Right now, in hospitals and pharmacies across the U.S., doctors are making tough calls. A cancer patient might get a delayed treatment. A diabetic might be handed a different insulin brand. A child with an infection could be given an older, less effective antibiotic. This isn’t a worst-case scenario-it’s everyday reality in 2026. Drug shortages are still widespread, and the list of missing medications is longer than most people realize.
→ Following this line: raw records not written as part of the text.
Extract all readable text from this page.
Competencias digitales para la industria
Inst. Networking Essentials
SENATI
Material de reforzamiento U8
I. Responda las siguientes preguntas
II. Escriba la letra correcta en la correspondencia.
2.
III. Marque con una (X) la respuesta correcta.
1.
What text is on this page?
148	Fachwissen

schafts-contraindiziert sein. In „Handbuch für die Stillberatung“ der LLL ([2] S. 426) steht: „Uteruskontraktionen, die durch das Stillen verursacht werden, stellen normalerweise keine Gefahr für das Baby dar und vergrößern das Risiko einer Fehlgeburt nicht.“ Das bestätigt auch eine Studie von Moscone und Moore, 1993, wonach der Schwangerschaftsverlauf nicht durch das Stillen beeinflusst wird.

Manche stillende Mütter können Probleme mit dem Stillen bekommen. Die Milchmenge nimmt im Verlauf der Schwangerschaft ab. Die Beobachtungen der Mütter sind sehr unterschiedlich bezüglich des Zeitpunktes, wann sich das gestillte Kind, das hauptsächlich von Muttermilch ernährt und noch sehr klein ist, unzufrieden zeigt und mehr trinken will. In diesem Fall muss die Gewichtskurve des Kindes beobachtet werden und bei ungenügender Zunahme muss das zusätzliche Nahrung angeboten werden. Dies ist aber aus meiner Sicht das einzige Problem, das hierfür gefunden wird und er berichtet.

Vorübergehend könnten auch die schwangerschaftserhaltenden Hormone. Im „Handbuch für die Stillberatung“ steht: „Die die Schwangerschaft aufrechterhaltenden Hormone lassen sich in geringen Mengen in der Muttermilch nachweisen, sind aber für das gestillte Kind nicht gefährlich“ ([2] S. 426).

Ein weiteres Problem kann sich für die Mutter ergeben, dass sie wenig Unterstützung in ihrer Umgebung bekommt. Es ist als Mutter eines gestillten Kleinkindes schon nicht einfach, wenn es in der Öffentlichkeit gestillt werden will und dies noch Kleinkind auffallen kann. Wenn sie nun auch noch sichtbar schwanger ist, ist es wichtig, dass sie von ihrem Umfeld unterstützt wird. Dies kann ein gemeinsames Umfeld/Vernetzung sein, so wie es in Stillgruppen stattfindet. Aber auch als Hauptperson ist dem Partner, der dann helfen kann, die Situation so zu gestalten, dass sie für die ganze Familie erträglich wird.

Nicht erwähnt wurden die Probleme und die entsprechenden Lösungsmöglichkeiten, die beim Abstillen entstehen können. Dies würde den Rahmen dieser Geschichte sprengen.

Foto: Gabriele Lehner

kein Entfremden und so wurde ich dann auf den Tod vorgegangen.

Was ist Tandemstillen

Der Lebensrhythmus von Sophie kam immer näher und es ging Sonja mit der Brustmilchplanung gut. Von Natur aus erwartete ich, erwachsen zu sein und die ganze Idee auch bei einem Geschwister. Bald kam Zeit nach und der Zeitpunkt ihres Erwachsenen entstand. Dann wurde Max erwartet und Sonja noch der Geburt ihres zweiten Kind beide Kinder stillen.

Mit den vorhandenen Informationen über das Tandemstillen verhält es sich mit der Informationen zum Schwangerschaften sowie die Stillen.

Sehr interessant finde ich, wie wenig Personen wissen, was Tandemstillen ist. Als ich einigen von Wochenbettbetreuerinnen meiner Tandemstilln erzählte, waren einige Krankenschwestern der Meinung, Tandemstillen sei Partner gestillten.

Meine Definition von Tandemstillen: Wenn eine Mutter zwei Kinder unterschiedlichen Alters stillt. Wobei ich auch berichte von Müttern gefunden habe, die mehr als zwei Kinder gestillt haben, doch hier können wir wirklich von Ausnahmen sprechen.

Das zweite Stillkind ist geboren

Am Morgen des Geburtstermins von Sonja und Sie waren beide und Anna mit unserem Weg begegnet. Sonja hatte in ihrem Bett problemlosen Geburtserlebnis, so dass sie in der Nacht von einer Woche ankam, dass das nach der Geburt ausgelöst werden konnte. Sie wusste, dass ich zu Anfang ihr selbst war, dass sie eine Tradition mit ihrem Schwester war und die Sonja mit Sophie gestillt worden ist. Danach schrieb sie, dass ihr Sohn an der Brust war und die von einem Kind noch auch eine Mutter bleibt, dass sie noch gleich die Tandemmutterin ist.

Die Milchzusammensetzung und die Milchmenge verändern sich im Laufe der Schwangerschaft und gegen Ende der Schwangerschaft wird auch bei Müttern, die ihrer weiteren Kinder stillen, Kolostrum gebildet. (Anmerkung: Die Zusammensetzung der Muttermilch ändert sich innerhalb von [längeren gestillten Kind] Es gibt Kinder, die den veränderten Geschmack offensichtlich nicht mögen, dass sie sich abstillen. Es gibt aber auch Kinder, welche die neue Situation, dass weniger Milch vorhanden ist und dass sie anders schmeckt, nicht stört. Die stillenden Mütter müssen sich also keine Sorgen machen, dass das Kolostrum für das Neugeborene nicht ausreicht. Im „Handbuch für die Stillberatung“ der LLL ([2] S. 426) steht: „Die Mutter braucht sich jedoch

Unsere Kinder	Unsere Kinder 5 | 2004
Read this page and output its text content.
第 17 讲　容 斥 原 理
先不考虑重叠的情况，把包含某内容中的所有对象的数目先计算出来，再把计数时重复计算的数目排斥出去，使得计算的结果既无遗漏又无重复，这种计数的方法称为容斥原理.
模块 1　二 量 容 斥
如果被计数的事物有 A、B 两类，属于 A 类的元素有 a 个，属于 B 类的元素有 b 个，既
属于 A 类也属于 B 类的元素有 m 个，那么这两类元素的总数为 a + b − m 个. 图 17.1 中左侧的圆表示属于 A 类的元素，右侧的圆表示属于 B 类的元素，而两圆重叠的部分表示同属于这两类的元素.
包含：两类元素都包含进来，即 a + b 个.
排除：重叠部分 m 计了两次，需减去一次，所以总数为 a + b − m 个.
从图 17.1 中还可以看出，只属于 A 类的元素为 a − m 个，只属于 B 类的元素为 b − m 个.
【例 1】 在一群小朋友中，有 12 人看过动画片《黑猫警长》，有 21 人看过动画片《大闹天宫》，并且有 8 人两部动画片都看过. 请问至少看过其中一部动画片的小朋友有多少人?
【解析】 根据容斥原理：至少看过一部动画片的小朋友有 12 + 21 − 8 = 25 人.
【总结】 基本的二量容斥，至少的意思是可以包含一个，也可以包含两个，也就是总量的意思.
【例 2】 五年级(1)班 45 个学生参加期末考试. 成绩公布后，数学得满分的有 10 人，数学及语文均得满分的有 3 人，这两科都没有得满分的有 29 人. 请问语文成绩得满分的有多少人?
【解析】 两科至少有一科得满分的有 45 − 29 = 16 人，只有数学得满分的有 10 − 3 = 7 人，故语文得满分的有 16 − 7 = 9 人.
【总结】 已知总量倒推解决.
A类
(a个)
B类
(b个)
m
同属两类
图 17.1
What’s Actually Missing Right Now?
As of early January 2026, over 260 drugs remain in shortage across the U.S., according to the American Society of Health-System Pharmacists. The most critical gaps are in medications that are hard to make, cheap to produce, or rely on overseas ingredients. Here’s what’s still hard to find:
- 5% Dextrose Injection (small bags) - Used for hydration and delivering other IV meds. Shortage started in February 2022, expected to last until August 2026.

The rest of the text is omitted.